If there are major defects in the premises of your company or store, it can have very adverse consequences on your business. At worst, you will be forced to shut down the premises and bring your business to a halt while these defects are remedied.
- Do Standard Commercial Leases Give a Tenant Much Protection?
- Does a Standard Commercial Lease Ensure that Your Business Won’t Be Harmed by Unresolved Repair?
- What Sorts of Provisions are in Most Leases Regarding a Landlord’s Liability for Failing to Fix Broken Items?
- What Kind of "Duty to Repair" Terms Should I Aim for as a Tenant in a Commercial Lease?
- Who Can I Get to Help Me Negotiate Terms in a Commercial Lease?
Typically, standard commercial leases don’t afford the tenant much protection when a defect in the premises threatens the continuance of business. The landlord will be given the responsibility for fixing any defects in the structure of the building (roof and exterior walls) as well as electricity, water, and any other utilities. If one of these things happens to break, the tenant must notify the landlord of the defect and the landlord will have a specific amount of time (usually around a month) to respond.
The problem with this kind of provision is that it does not provide much guarantee that the defect or repair will not impact the tenant’s business in a negative manner. While the landlord has to respond to the tenant’s notice of defect within a month, he generally does not have a fixed period in which the defect has to be completely fixed.
What Sorts of Provisions are in Most Leases Regarding a Landlord’s Liability for Failing to Fix Broken Items?
There are commonly provisions in the lease that say the landlord cannot be held liable for any adverse affects to the tenant’s business as a result of the defects. The tenant may even have to continue paying rent regardless of the defect (even if it results in the destruction of the building).
It is important to make sure that if anything goes wrong with the premises where you operate, that your business will still be able to function, and that you are compensated at the very least if it cannot. The following is a short list of things to do to make sure your business continues running smoothly.

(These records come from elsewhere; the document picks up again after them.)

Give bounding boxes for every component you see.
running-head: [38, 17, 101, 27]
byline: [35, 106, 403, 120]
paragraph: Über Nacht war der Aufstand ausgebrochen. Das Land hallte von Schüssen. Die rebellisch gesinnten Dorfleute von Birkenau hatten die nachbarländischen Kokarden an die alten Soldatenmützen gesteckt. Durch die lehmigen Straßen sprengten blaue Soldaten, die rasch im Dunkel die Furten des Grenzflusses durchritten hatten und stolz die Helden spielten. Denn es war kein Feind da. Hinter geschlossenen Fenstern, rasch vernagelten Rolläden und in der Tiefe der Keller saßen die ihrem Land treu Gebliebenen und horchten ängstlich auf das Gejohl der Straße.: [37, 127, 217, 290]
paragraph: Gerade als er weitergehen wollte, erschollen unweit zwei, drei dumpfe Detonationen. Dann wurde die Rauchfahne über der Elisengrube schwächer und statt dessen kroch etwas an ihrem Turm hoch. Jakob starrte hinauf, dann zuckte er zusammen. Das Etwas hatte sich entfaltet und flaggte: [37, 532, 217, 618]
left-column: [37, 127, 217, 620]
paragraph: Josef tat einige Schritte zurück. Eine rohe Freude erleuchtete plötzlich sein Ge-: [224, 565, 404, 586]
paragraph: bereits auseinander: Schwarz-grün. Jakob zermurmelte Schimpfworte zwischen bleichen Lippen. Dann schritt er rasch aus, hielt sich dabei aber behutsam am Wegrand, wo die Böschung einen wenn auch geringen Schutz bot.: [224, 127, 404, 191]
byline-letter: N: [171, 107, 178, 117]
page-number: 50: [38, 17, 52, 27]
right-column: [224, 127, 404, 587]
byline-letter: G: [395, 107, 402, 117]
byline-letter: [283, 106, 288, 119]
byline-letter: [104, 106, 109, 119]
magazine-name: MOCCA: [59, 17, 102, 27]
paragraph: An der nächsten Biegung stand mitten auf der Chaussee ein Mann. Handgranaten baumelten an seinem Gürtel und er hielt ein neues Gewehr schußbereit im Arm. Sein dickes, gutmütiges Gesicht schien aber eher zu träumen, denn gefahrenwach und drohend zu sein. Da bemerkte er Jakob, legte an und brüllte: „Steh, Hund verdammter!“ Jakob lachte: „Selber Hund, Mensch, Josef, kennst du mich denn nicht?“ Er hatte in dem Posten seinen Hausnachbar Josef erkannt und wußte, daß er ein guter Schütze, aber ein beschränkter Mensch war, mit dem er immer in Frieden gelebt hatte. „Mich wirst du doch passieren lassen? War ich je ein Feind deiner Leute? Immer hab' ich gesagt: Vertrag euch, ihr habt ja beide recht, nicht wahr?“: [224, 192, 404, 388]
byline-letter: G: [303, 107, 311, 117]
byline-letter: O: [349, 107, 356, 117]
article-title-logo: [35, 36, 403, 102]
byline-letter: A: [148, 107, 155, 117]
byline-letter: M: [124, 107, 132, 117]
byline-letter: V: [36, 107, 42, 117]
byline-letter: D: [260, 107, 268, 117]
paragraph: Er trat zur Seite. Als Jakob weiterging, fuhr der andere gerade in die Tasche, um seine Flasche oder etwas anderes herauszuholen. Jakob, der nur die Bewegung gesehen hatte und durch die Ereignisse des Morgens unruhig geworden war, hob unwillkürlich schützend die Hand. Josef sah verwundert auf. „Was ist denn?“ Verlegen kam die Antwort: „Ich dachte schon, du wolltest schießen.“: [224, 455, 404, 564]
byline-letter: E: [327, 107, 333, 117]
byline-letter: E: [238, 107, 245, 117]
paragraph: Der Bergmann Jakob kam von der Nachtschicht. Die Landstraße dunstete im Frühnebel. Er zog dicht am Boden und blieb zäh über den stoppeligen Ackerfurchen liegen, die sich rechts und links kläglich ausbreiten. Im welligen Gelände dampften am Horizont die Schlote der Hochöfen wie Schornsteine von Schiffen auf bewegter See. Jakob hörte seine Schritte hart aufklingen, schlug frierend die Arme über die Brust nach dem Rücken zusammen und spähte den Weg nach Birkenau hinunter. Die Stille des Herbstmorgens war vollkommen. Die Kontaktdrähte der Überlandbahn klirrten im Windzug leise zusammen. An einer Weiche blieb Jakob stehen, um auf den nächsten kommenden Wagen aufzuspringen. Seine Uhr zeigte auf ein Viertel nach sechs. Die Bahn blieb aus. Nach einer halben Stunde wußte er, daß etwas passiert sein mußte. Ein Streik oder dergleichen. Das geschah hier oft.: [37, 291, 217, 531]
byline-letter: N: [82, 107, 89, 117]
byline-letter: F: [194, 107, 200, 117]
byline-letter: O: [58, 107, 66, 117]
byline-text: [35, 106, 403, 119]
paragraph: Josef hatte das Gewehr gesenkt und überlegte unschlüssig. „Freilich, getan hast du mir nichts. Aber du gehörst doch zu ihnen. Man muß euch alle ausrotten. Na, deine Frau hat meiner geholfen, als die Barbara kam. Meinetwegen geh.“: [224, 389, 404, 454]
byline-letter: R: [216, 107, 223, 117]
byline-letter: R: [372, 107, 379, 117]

- To make sure that any defect in the premises is repaired in a timely manner, you want to put a provision in the lease that says the tenant is allowed to have the repair fixed herself, and then be compensated by the landlord either directly or through a proportionate deduction in the rent payment.
- Negotiate with your landlord to put a provision in the commercial lease that he is liable for any loss your business experiences due to a defect in the premises. This will ensure that your landlord will be motivated to make fixes to any problems you have reported about the building as soon as possible.
- Negotiate a provision that will allow for a rent reduction for the period of time the defect remains. This will provide more motivation that the landlord will want to fix any defect, no matter how minor, as soon as possible
You will probably want to consult a real estate attorney who has experience with commercial leases. Your attorney will be able to help you understand in plain terms what each term in the contract means, and can help ensure that your interests as a tenant will be properly represented in the lease agreement.